Summary:
This article discusses a common issue that arises during an upgrade from Consul OSS to Consul Enterprise, where Nomad server nodes experience intermittent health check failures. The problem was traced to missing namespaces in Consul following the upgrade, and a temporary resolution was implemented by manually creating the default namespace and admin partition.
Overview
Upgrading Consul from OSS to Enterprise should, by default, create a default
namespace and attach all objects to the default
admin partition. However, in some cases, this process may not be completed correctly, leading to issues such as intermittent health check failures for Nomad server nodes. This article outlines a situation where such a failure occurs and provides a step-by-step explanation of how it was temporarily resolved, as well as a recommended permanent solution to prevent future issues.

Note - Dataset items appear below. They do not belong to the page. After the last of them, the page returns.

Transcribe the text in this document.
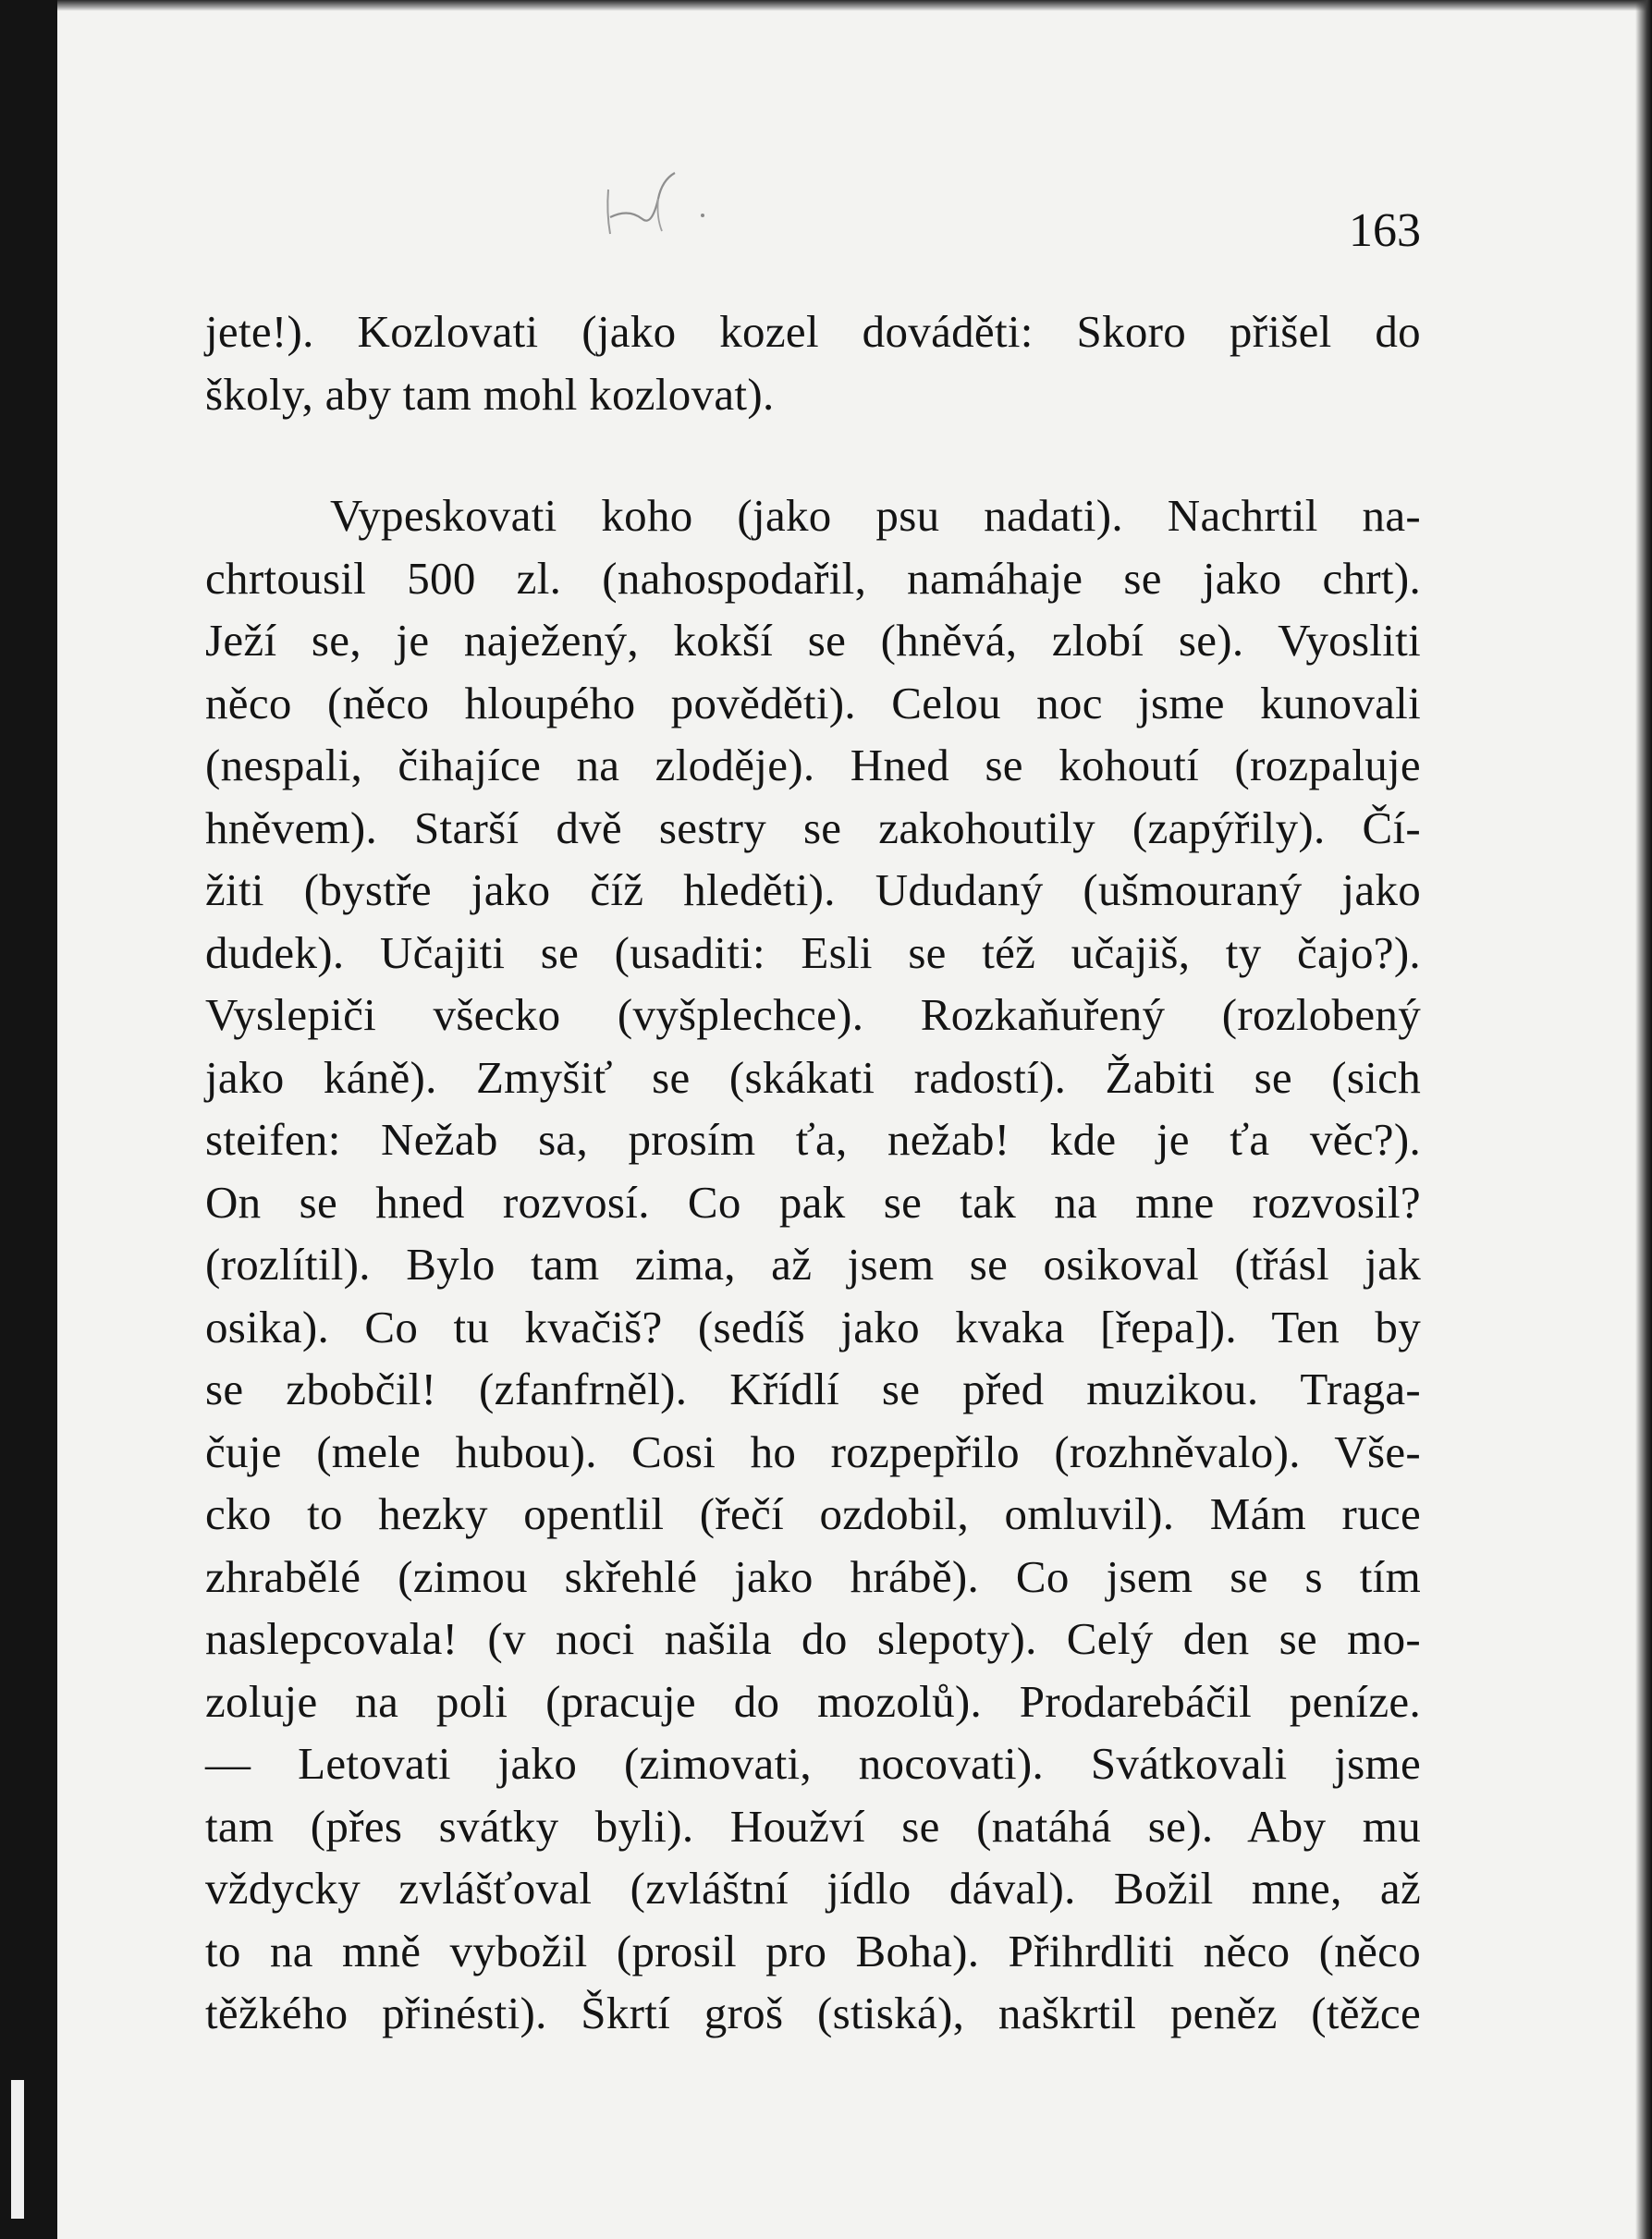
163
jete!). Kozlovati (jako kozel dováděti: Skoro přišel do
školy, aby tam mohl kozlovat).
Vypeskovati koho (jako psu nadati). Nachrtil na-
chrtousil 500 zl. (nahospodařil, namáhaje se jako chrt).
Ježí se, je naježený, kokší se (hněvá, zlobí se). Vyosliti
něco (něco hloupého pověděti). Celou noc jsme kunovali
(nespali, čihajíce na zloděje). Hned se kohoutí (rozpaluje
hněvem). Starší dvě sestry se zakohoutily (zapýřily). Čí-
žiti (bystře jako číž hleděti). Ududaný (ušmouraný jako
dudek). Učajiti se (usaditi: Esli se též učajiš, ty čajo?).
Vyslepiči všecko (vyšplechce). Rozkaňuřený (rozlobený
jako káně). Zmyšiť se (skákati radostí). Žabiti se (sich
steifen: Nežab sa, prosím ťa, nežab! kde je ťa věc?).
On se hned rozvosí. Co pak se tak na mne rozvosil?
(rozlítil). Bylo tam zima, až jsem se osikoval (třásl jak
osika). Co tu kvačiš? (sedíš jako kvaka [řepa]). Ten by
se zbobčil! (zfanfrněl). Křídlí se před muzikou. Traga-
čuje (mele hubou). Cosi ho rozpepřilo (rozhněvalo). Vše-
cko to hezky opentlil (řečí ozdobil, omluvil). Mám ruce
zhrabělé (zimou skřehlé jako hrábě). Co jsem se s tím
naslepcovala! (v noci našila do slepoty). Celý den se mo-
zoluje na poli (pracuje do mozolů). Prodarebáčil peníze.
— Letovati jako (zimovati, nocovati). Svátkovali jsme
tam (přes svátky byli). Houžví se (natáhá se). Aby mu
vždycky zvlášťoval (zvláštní jídlo dával). Božil mne, až
to na mně vybožil (prosil pro Boha). Přihrdliti něco (něco
těžkého přinésti). Škrtí groš (stiská), naškrtil peněz (těžce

Key Points to Note About Consul OSS to Enterprise Upgrade:
-
Automatic Namespace and Partition Creation:
After upgrading to Consul Enterprise, adefault
namespace anddefault
admin partition are automatically created. All existing objects should be mapped to these defaults. -
Incomplete Upgrade Risks:
If the upgrade process is incomplete or fails at any stage, Consul may not correctly register these defaults. This can lead to missing namespaces and partitions, causing issues with the health checks of integrated services, such as Nomad. In this case, Nomad servers may intermittently fail to register their health checks properly, as they attempt to connect to missing namespaces or partitions.
Error
-
Log Examination:
The logs should be scrutinized for errors related to specific RPC methods tied to configuration entries in Consul. Key log messages to look for include:[TRACE] agent.server: rpc_server_call: method=ConfigEntry.Get errored=true request_type=read pc_type-net/rpc leader=false allow_stale=true blocking=false target_datacenter=tbs locality=local
[TRACE] agent.server: rpc_server_call: method=ConfigEntry.Get errored=true request_Type=read pc_type=net/pc leader=false allow_stale=true blocking=false target_datacenter=tbs locality=local
-
Health Check Re-registration:
Observe whether the Nomad server health checks are frequently re-registering themselves in the Consul catalog, which may indicate a deeper issue.
Root Cause
In some cases, this root cause can be an incomplete upgrade from Consul OSS to Enterprise. Specifically, the default
namespace and the default
admin partition, which should have been automatically created during the upgrade, were missing. This resulted in Nomad failing to register its health checks correctly, as it could not map them to a valid namespace and partition in Consul.
Temporary Workaround
To immediately resolve the issue, manually create the following:
- A default namespace.
- An Admin Partition.
After these manual creations:
- Errors related to configuration entries in the logs should cease.
- Nomad health checks should stabilize.
- The newly created Namespace and Partition should be correctly reflected in Consul snapshots and the UI.
Recommended Permanent Solution
While manually creating namespaces and partitions is an effective short-term fix, it is not the ideal long-term solution. To ensure the integrity of the Consul cluster, follow these steps:
- Stop the Consul cluster.
- Clear the data directory.
- Restart the Consul cluster.
- Restore the saved snapshot.
This process ensures a clean upgrade and helps prevent issues that may arise from incomplete upgrades.
Conclusion
By following the above steps, users can resolve health check failures in Nomad server nodes caused by an incomplete Consul upgrade. Ensuring a clean and complete upgrade process is crucial to maintaining cluster stability and preventing future issues.